About a decade ago, the phrase “data is the new oil” swept the globe as the twin corporate power centers of IT and marketing realized their companies had more data than they knew what to do with. “Drinking from the fire hose” became a metaphor for the struggles of extracting actionable insights from data.
About five years ago, the usual suspects in IT consulting and cloud-based analytics began to trumpet the phrase “Big Data” to sell into companies hoping to extract that resource.
Now, as Slate’s Will Oremus points out, the phrase Big Data has become passé — in part because we just call it data now, and in part because the rush to rely solely on data for business decision-making has often revealed the limitations of data-based decisions.
Our over-confidence in these tools often hinders our ability to see the forest for the trees. We often fall victim to what data scientist Shane Brennan calls the “Ten Fallacies of Data Science.” For a variety of reasons, the data may be inaccessible, indecipherable, outdated, lacking enough granularity for analysis or prohibitively expensive to get or have processed, Mr. Brennan contends. Often, a marketer’s lack of understanding or pre-conceived notions leads to poor decisions.
“Garbage in/garbage out” results in marketing campaigns or loyalty offers that are ineffective or even harmful to your business.
Should all data analysis be eschewed in favor of, say, gut feel, astrological charts or throwing darts at a board? Not at all. Data analytics is being successfully used to fuel personalization, construct relevant offers and build differentiated experiences.
But by understanding the limits of data science, your efforts on data can best correlate with current customer value or be most predictive of future customer value. Call it “small data” or “customer-centric-data,” or just continue to call it data. If customer behavior shifts in a profitable direction because of your analysis, then you’ll know you’re on the right track. Be diligent, question your assumptions and be aware of your biases. Big Data may be over, but data science, like any scientific pursuit, is forever.

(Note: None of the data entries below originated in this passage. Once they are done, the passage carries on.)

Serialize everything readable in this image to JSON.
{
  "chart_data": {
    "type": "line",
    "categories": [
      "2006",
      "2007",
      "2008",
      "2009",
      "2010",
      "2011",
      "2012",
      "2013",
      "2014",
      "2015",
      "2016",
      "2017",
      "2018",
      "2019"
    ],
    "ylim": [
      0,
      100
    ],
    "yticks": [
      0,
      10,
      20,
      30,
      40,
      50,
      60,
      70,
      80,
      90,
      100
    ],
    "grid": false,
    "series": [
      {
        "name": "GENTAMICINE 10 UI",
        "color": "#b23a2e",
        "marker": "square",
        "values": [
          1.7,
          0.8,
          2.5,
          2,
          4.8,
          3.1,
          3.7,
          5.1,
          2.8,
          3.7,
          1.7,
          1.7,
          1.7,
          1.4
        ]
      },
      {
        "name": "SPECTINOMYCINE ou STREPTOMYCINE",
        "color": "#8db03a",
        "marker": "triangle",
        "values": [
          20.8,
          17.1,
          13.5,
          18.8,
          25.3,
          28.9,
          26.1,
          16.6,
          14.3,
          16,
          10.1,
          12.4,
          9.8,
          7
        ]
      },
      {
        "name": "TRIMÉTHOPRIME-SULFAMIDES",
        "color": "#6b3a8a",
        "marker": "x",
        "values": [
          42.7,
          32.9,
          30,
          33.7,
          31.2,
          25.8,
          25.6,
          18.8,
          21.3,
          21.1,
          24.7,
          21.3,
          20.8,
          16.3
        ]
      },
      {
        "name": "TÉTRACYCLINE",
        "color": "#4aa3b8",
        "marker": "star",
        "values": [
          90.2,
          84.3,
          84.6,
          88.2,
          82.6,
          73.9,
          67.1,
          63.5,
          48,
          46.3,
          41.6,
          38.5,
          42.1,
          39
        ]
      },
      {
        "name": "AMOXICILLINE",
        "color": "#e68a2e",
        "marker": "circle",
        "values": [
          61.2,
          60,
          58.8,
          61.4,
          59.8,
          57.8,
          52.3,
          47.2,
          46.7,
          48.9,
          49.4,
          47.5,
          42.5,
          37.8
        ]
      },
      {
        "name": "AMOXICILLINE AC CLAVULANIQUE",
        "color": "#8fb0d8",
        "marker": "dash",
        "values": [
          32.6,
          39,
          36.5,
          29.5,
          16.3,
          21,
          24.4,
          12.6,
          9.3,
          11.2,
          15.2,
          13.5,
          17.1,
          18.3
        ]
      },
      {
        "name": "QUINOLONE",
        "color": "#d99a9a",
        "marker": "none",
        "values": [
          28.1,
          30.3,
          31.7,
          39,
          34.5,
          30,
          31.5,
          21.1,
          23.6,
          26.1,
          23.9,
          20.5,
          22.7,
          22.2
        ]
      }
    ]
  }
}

- The rise and fall of Big Data – The Wise Marketer
- How “Big Data” Went Bust – Slate
- The Ten Fallacies of Data Science – Medium
DISCUSSION QUESTIONS: Should “Big Data” be retired as a progressive movement in marketing? Do retailers and brands generally understand the limitations of data science within their organizations? What advice would you have for marketers attempting to best leverage the data at their disposal?